One of the main results from Aduhelm’s controversial approval is a debate about the most relevant endpoints to use in clinical trials. In the case of Aduhelm, the FDA accepted the plaque-removing potential of the drug as a surrogate endpoint for clinical benefits. 

However, the industry is revisiting the most appropriate endpoints to use in clinical trials in Alzheimer’s disease. One endpoint pursued by Vivoryon is the CDR-SB. While Dauer sees the endpoint as a good composite metric, it has its downsides.

“For the CDR-SB, you need raters,” he said, adding that most raters are physicians in clinical trials. “The larger the trial is, the more raters you need. You have to make sure that they are really aligned with the criteria.”

Another key debate from the mixed clinical results from the Alzheimer’s field is: are we intervening too late for these patients? 

“When you look at Alzheimer’s disease pathology, it starts to kick in even years before you see the first symptoms,” observed Dauer. “This is a challenge because that’s the basic principle of treatment of all these diseases: the earlier you intervene, the higher the chances that you get efficacy.”

While intervening years earlier in the pathology seems a simple concept, identifying people that will develop Alzheimer’s disease in the future is a complex puzzle. Patients are currently detected when they start presenting symptoms.
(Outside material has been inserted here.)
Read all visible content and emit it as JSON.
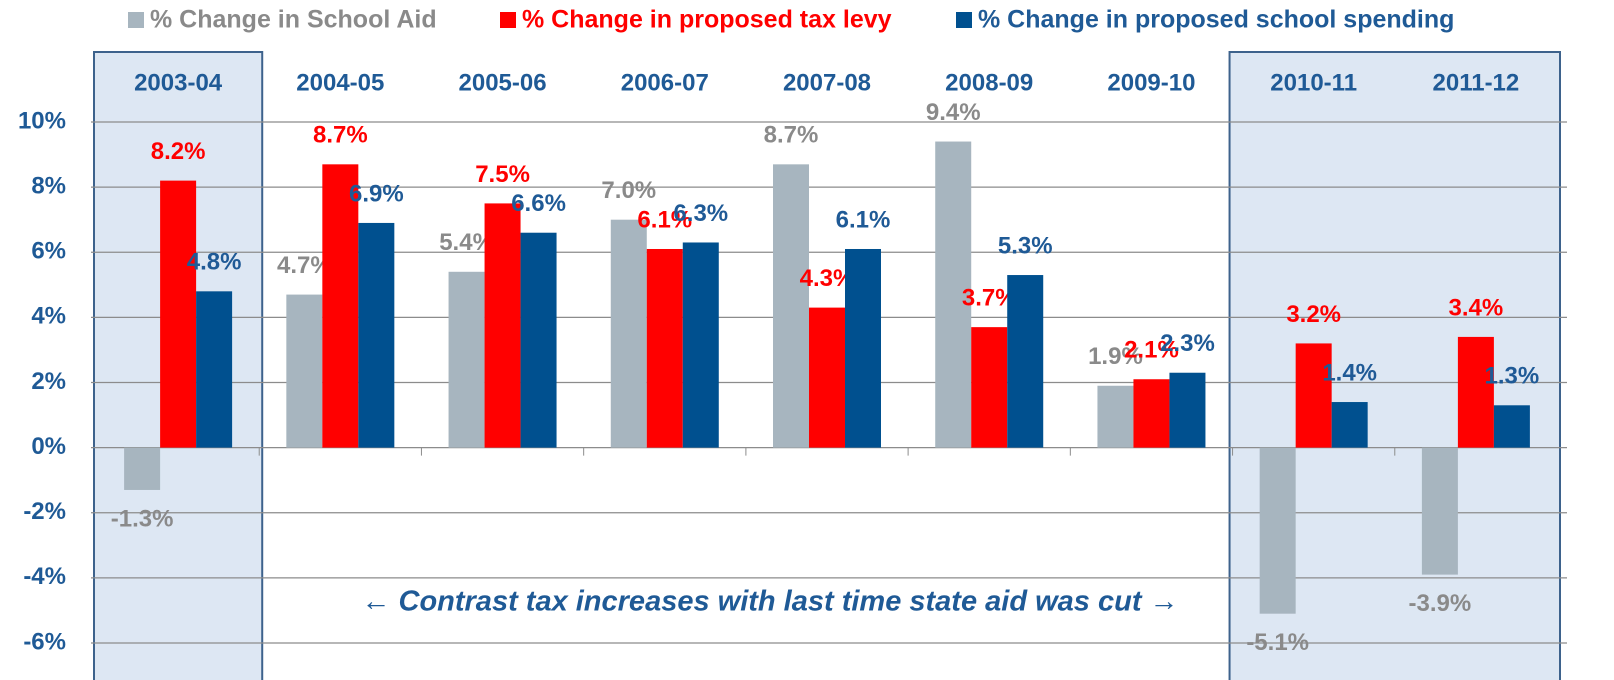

“The principle of an earlier intervention is still attractive and will increase with growing progress in diagnosis,” said Dauer. “For the time being, we have to focus on those patients that are ready to see the doctor and try to treat them.”

The positive impact

While clinical results in 2022 have been mixed for the Alzheimer’s field, they have also benefited companies in the sector. Amid troubled public markets, firms like Vivoryon have been able to bankroll their clinical development as lecanemab buoyed investor interest.

“If you look back three years ago, no investor was even convinced that it’s possible to get a drug approved in Alzheimer’s disease,” said Dauer. “This certainly has changed with Aduhelm and lecanemab.” Additionally, Eli Lilly’s antibody donanemab could intrigue more investors, as it is in a phase 3 trial with results expected in 2023.

This upswing in investor interest coincides with big pharma’s determination to be in the race to an effective Alzheimer’s treatment. Whichever company unlocks this goal could tap into a market of a similar size to that of cancer treatment, but with much fewer approved treatments.

Obstacles and excitement

There remain challenges for companies like Vivoryon in the development of Alzheimer’s treatments. For example, large patient cohorts need to commit to clinical trials of up to 96 weeks, which can be difficult.

“It’s a merciless disease with a merciless progression, but the progression is relatively slow and you need those long treatment times,” said Dauer.

In addition, infectious diseases like COVID-19 can threaten patients, who are typically more vulnerable to these infections than the general population.

In spite of the challenges and mixed results, however, Dauer sees a lot of progress on the horizon for the Alzheimer’s field. This is particularly the case for alternative approaches to Abeta, such as targeting inflammation in the brain and harmful forms of the protein tau.

“Alzheimer’s is a complex disease,” said Dauer. “It’s not just one particular pathology that promises a successful strategy. You have to understand the disease as a whole.”